William Faulkner’s “Barn Burning” is a short story whose main character is an uneducated boy who can’t read named Sarty. The opening paragraph of the work provides us with an insight into the at first seemingly uncomplicated consciousness of Sarty, but through the use of signs via the food that Sarty sees, we come to understand the true complexity of Sarty’s consciousness as we realize that the hunger he has for the sealed food in the store symbolizes the same hunger or desire he has for the simple delights of the world that are likewise sealed off from him as well.
Not once in the opening paragraph does Faulkner outright or directly say ‘Sarty was hungry’ or anything along those lines. But he does directly inform us that that Sarty is illiterate when he writes, ‘from where he sat he could see ranked shelves close-packed with the…tin cans whose labels his stomach read, not from the lettering which meant nothing to his mind…’.
Since Sarty cannot read the words on the labels, he instead ‘stomach reads’ the symbols on the labels, indicating his hunger.
The ‘scarlet devils’ and ‘silver curve of fish’ that Faulkner writes of are signs that also clearly indicate or at the very least imply the physical hunger that Sarty is feeling inside of him. The chances are still very low, however, that Sarty would be able to communicate or convey what he sees in the form of metaphors. Subsequently, we cannot read this opening paragraph as a report of Sarty’s thoughts.
Rather, the symbols that Faulkner is describing escapes the confines of Sarty’s knowledge and language system.
But since we, the reader, have a significantly less limited knowledge than Sarty does, the signs that Faulkner is describing have a different meaning for us than for Sarty. Both the reader and Sarty know that the ‘scarlet devils’ refers to canned ham and the ‘silver curve of fish’ refers to either salmon, trout, or a similar type of fish. Yet the ‘scarlet devils’ in particular is referring to something deeper than just the physical canned ham.
The word ‘devils’ indicates another undertone entirely, namely evil or malevolence, that highlights the despondency or misery that Sarty is feeling. Sarty cannot read the words on the food labels, but the images that he is thinking of in his mind have revealed to us a more complicated meaning that Sarty himself is unable to comprehend due to his illiteracy and lack of education.

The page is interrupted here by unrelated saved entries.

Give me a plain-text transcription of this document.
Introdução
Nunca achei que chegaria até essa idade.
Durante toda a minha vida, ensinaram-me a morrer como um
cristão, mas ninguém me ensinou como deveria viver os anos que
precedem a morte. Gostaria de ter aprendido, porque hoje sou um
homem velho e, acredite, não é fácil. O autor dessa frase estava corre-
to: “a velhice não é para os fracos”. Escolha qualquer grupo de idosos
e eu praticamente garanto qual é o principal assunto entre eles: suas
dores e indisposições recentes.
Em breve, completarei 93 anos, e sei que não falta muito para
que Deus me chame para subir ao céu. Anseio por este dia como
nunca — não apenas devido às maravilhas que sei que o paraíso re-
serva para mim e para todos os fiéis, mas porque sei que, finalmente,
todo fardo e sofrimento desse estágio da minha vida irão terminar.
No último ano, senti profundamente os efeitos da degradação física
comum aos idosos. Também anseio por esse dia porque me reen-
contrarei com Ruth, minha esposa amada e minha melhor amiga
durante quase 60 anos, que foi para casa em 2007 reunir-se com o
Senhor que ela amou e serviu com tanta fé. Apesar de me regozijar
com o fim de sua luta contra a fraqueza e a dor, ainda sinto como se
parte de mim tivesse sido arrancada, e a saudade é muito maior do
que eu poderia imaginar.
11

Furthermore, all of the food are closed or sealed in tin cans. The problem, however, is that the hungry Sarty can’t eat the food because the food has been sealed! This is another sign that symbolizes how Sarty greatly desires the simple delights of the world that he lives in, yet he is cut or sealed off from all of these delights. It’s likely that the main reason Sarty is cut off from all of these things is due to the actions of his father that we see later on in the rest of the short story.

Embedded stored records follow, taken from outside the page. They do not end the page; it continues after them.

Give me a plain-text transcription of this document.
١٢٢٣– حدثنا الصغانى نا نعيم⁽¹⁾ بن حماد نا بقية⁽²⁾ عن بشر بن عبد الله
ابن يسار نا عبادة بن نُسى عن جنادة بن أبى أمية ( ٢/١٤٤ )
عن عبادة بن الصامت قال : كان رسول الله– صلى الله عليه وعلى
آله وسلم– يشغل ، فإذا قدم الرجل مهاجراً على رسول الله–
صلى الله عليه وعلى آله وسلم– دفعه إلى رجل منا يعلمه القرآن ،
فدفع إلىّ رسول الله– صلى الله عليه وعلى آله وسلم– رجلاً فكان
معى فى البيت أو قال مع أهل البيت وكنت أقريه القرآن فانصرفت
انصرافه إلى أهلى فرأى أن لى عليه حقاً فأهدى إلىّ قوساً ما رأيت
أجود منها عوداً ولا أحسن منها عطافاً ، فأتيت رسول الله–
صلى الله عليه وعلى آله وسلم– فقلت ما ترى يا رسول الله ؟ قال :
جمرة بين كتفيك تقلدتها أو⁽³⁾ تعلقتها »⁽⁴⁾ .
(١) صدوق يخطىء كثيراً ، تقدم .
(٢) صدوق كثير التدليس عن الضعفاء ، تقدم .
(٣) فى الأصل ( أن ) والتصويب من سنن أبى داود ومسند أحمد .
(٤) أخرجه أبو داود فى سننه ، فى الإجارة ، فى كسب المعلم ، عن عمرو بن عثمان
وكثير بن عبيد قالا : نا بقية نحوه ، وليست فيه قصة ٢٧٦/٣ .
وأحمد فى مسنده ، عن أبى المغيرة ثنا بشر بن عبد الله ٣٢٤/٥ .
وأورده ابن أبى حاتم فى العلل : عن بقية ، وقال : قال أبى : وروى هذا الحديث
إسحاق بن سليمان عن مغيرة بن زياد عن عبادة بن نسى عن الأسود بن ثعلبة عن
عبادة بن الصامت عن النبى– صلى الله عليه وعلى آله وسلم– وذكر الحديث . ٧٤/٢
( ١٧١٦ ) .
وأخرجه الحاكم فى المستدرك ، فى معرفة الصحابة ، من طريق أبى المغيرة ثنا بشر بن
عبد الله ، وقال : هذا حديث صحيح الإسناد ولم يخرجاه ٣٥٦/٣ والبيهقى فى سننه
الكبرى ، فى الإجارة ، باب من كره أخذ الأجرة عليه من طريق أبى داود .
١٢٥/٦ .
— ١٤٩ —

In conclusion, when Sarty ‘stomach reads’ the cans of food in the first paragraph of ‘Barn Burning’ it implies to us the hunger he is feeling. But as a result of his illiteracy, he cannot read the actual words on the labels and instead only understands the pictures or symbols that are on the labels such as the ham and the fish. The way Sarty describes these symbols, such as the ‘scarlet devils’ for the ham is a sign that indicates the deeper feelings of despair he is having. This despair is highlighted by the fact that all of the food is sealed off from him despite his intense hunger for it, a symbol of how the delights of the world Sarty desires are also sealed off from him too.